As an operatic baritone, he made his Chicago debut in 1929 as 'Tonio' in Pagliacci. His rich baritone made him a favorite in Chicago, where he performed with Samuel Insull's Civic Opera Company for five seasons.

==Circus life==
The opera star gave up the stage in 1934 to help manage the family enterprise. His mother, an owner of the circuses managed by Ringling, transferred him a financial interest in the firm. As a newcomer to the circus, Robert Ringling started out in the publicity department.

Following the death of his uncle John Ringling in December 1936, his cousin John Ringling North became president in 1937. By 1941, he held the post of senior vice president and sat on the board. In 1942, North's five-year term as president came to an end.
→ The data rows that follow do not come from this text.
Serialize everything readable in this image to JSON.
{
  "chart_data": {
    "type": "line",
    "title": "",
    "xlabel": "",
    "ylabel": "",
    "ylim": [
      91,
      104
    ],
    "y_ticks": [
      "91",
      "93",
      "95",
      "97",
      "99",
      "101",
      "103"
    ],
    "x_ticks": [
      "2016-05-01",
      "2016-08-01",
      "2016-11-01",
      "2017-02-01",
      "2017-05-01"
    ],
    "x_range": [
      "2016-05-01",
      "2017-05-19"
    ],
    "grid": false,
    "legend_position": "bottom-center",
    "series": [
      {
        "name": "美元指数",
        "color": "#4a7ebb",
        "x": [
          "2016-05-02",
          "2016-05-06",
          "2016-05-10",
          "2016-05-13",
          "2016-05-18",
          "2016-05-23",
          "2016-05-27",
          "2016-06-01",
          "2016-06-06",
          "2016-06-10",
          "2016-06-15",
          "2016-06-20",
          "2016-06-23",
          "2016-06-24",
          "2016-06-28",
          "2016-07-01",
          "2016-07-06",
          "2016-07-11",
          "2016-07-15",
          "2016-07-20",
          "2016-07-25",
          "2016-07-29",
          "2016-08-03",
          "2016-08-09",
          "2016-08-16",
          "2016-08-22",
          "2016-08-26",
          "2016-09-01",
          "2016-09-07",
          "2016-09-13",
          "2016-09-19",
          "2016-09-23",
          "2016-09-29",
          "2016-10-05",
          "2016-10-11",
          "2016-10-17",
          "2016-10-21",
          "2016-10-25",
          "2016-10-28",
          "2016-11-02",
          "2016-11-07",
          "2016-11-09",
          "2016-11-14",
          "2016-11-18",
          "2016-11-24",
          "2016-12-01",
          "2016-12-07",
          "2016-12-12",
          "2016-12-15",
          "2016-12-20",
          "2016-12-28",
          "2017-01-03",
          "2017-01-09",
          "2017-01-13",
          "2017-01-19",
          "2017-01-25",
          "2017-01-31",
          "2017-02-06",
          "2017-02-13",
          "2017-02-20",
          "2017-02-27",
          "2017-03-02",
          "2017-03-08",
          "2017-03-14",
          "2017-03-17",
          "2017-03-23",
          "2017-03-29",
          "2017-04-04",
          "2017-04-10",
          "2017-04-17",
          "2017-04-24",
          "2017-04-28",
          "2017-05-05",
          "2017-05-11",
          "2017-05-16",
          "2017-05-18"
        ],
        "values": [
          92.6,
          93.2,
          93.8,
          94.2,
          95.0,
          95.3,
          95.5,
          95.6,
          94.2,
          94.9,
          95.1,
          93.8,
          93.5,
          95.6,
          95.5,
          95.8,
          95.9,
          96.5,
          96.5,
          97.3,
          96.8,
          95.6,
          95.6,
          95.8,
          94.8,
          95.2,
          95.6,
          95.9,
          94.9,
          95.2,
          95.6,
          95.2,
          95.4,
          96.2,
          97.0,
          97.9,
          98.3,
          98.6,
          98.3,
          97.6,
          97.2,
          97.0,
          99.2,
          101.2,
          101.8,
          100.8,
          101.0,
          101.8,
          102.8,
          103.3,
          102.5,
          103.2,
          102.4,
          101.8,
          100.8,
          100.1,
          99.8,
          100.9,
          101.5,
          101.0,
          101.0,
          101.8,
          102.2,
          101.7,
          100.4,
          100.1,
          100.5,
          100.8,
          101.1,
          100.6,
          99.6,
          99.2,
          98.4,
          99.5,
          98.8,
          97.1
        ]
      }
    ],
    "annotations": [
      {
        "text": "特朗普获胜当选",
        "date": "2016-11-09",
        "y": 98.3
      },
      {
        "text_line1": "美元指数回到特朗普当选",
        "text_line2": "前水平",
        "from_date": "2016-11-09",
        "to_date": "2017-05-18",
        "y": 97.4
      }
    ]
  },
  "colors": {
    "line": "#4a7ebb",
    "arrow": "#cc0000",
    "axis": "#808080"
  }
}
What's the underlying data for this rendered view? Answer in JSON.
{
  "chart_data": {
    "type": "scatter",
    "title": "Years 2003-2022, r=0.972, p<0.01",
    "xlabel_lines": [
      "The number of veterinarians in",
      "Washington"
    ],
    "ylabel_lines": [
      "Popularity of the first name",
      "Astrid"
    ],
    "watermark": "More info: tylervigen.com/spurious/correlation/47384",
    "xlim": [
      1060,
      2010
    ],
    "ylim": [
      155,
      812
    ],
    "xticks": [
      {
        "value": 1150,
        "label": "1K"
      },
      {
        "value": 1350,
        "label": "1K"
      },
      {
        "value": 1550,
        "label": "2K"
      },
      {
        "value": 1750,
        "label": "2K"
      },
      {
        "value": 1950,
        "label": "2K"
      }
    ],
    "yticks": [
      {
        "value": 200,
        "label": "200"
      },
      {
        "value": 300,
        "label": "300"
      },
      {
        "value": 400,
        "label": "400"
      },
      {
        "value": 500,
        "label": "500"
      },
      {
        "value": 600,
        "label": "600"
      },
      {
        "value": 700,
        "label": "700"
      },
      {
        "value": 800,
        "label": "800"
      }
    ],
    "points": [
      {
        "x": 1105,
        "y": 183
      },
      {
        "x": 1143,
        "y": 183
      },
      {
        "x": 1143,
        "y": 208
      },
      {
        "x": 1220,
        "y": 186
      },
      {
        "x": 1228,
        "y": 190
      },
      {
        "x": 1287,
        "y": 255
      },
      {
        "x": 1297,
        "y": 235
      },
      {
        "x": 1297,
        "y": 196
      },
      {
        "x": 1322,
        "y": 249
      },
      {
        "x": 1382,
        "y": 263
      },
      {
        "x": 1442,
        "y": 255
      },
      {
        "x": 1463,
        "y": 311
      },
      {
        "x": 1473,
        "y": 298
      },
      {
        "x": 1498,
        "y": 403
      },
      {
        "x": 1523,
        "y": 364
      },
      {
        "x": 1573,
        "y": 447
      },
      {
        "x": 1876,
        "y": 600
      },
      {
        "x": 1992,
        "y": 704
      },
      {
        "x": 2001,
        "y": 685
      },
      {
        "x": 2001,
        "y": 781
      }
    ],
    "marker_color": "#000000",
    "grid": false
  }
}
Robert E. Ringling was named the president of Ringling Bros. and Barnum & Bailey Circus from 1943 to 1946. His presidency included the tragic 1944 Hartford Circus Fire. Ousted as circus president in April 1946, he was succeeded by James A. Haley and remained embroiled in the Ringling family's power struggle. Robert's mother, Edith Ringling, who was the widow of an original Ringling, and Mrs. Aubrey Haley, wife of the new president, each owned 31 percent of the circus. In 1946, his mother Edith willed her 315 shares to him. Robert Ringling was named chairman of the board in November 1947, with John Ringling North as president and Henry Ringling North as vice president. The sale of James A. Haley and his wife's stock to John North and Robert Ringling made it the first time a single individual owned 51 percent of the show's stock. North held 51 percent of the stock, while Robert and his mother held 49 percent. He remained the board chairman until his death in 1950.

==Personal life==
Robert E. Ringling married his wife, Irene, and had two sons, James C. Ringling and Charles J. Ringling. He lived quietly in the Indian Beach neighborhood near the winter headquarters of the circus.

Ringling, who had a passion for motorboating, once raced Garfield Wood, and won several trophies for his speedboat skills.

==Death==
Robert Edward Ringling died of a stroke on January 2, 1950, in Sarasota, Florida, at the age of 52. In declining health for months, he nearly died in a Chicago hospital in the summer of 1949.